3 comments - CLICK HERE to read & add your own!:

Arenberg said...

Carlos, I would be careful about extrapolting results from old papers on radiation for early stage, medically unresectable lung cancer. The current data are that XRT in high doese is clearly better than "obeservation" for these patients. Doses as high as 80 Gy can be safely given to patients with sufficient lung function, using 3D planning strategies and newer radiation modalities. Cure rates are probably dose dependent. this is being studied in multi-center dose escalation studies as we speak. The annals article your referenced did not include modern radiation planning or dosimetry.

Based on the PORT meta-analysis you referenced yourself, There is NO role for routine post-operative XRT in completely resected NSCLC (about a 20% increased risk of death in the post-op XRT group). Also, this meta-analysis included a large proportion of stage I patients, in whom XRT likely provides no benefit, AND allows treatment planning without CT scans in all but one study. Several of the studies employed Cobalt sources which are not part of current practive inthe US. things like positive margins or chest wall disease are a different story. In fact it may have been the high rate of post-operative XRT that clouded the porential benefit of chemotherapy in prior adjuvant trials.

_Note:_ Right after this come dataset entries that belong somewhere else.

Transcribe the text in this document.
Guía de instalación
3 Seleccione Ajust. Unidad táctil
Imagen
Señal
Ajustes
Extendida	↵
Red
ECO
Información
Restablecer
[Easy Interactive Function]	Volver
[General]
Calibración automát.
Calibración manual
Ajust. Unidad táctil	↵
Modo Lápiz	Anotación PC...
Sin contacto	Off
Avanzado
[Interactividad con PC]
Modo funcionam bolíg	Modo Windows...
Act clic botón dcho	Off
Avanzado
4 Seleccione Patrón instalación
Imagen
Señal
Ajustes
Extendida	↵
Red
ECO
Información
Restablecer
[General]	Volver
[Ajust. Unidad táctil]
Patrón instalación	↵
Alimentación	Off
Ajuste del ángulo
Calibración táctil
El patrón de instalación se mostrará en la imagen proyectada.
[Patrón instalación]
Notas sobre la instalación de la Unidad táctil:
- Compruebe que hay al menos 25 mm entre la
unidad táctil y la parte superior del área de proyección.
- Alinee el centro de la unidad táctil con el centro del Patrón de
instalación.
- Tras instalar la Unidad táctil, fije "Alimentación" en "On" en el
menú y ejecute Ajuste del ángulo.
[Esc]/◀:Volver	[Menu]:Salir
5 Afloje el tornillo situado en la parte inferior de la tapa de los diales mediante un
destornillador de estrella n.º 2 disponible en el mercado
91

The ACCP evidenced based lung cancer guidelines (Last issued January 2003) will be updated within the year to more clearly outline the role for XRT now that the adjuvant trials of chemotherapy have defined a relatively clear role in the post-operative setting (look for the update in mid 2007, we are writing the newer guildlines now).

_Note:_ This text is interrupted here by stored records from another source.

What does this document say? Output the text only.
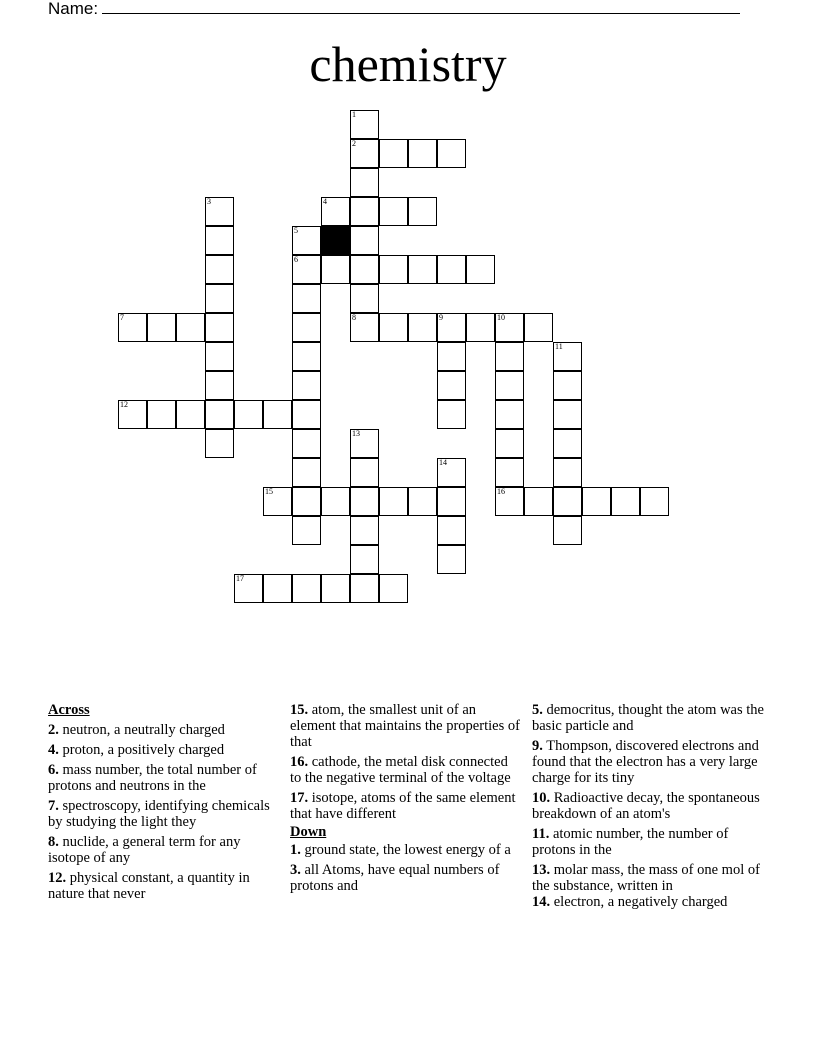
Name:
chemistry
1
2
3	4
5
6
7	8	9	10
11
12
13
14
15	16
17
Across
2. neutron, a neutrally charged
4. proton, a positively charged
6. mass number, the total number of protons and neutrons in the
7. spectroscopy, identifying chemicals by studying the light they
8. nuclide, a general term for any isotope of any
12. physical constant, a quantity in nature that never
15. atom, the smallest unit of an element that maintains the properties of that
16. cathode, the metal disk connected to the negative terminal of the voltage
17. isotope, atoms of the same element that have different
Down
1. ground state, the lowest energy of a
3. all Atoms, have equal numbers of protons and
5. democritus, thought the atom was the basic particle and
9. Thompson, discovered electrons and found that the electron has a very large charge for its tiny
10. Radioactive decay, the spontaneous breakdown of an atom's
11. atomic number, the number of protons in the
13. molar mass, the mass of one mol of the substance, written in
14. electron, a negatively charged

The one thing you have not mentioned is that in locally advanced disease (IIIa), combined chemo-radiation therapy is the gold standard with a high level of evidence to support it. Concurrent is better than sequential therapy, albeit with a greater incidence of espohagitis. The bottom line is that your friendly neighborhood radiation oncologist is indispensable in a multi-modality lung cancer program.

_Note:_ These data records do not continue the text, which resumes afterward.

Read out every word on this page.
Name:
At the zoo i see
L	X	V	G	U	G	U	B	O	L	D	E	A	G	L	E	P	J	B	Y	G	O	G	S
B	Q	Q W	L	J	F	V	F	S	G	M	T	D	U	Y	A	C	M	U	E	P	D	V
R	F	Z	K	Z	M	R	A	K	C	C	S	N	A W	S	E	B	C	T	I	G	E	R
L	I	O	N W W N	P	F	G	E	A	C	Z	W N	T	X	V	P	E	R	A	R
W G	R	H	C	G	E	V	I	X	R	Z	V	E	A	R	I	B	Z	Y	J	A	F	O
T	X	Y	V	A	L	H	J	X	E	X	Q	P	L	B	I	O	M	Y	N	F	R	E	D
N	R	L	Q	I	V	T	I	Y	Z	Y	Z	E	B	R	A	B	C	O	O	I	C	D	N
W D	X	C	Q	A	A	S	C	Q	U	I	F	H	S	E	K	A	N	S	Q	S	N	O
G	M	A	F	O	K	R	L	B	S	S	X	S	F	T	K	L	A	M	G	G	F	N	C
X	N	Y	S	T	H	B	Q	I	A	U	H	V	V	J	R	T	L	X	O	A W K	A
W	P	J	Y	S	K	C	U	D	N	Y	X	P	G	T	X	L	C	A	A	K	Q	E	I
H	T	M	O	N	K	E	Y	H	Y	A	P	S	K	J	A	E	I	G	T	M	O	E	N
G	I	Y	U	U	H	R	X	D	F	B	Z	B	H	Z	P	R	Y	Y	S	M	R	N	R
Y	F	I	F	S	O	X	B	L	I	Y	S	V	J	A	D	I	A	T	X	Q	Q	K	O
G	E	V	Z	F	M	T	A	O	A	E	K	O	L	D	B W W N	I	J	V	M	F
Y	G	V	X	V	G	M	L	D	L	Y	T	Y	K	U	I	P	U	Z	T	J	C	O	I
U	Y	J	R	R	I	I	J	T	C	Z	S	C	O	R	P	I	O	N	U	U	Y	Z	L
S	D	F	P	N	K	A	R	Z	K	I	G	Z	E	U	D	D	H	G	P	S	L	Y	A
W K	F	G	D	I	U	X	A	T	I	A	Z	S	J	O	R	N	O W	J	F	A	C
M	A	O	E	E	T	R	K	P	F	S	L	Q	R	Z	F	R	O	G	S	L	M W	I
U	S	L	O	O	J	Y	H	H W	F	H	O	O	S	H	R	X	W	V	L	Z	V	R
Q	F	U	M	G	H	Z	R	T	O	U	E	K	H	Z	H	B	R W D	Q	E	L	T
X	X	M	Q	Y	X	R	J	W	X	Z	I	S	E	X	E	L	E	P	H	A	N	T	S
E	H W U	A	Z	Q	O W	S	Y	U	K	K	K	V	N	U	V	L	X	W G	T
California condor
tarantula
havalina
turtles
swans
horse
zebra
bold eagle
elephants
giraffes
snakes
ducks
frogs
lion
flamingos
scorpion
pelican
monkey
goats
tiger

One message I struggle to get out, even to my own colleagues, is that unresectable does not mean untreatable, and it doesn't even mean incurable. Even stage III patients can expect to schieve long term survival with concurrent chemo-XRT in close to 15 percent of the cases. Grated, this is not Breast cancer where the five year survival for locally advanced disease is close to 70%. Intensive therapy is clearly not for all patients, but those with good performance status should not be cheated out of a chance at curative intent therapy by our ignorance.

Patients come to us looking for a glimmer of hope, and we owe it to them to be realistic, but also to be informed and to encourage them to hear out a good oncologist in terms of their treatment options.

Baleeiro said...

Doug, this was very helpful. It was the discussion I was trying to provoke.
My picking at xRt was not trying to say it is not good or a valuable part of therapy. Quite the contrary which is why I did not mention all the data for IIIA therapy. I guess my curiosity is that with all the newer data for post-op chemo for completely resected NSCLC WITHOUT support for xRt I still see a lot of xRt tagged onto chemo for stage II disease post-op... We also get a lot of "urgency" from rad-onc in this area for situations for which there is little or no data to support it.

Arenberg said...

I agree that adding XRT to chemo post-op is not supported by the literature. Although our guys do not do this, I have ssen the same thing you refer to. Thanks for taking th time to bring up a topi near & dear to my heart.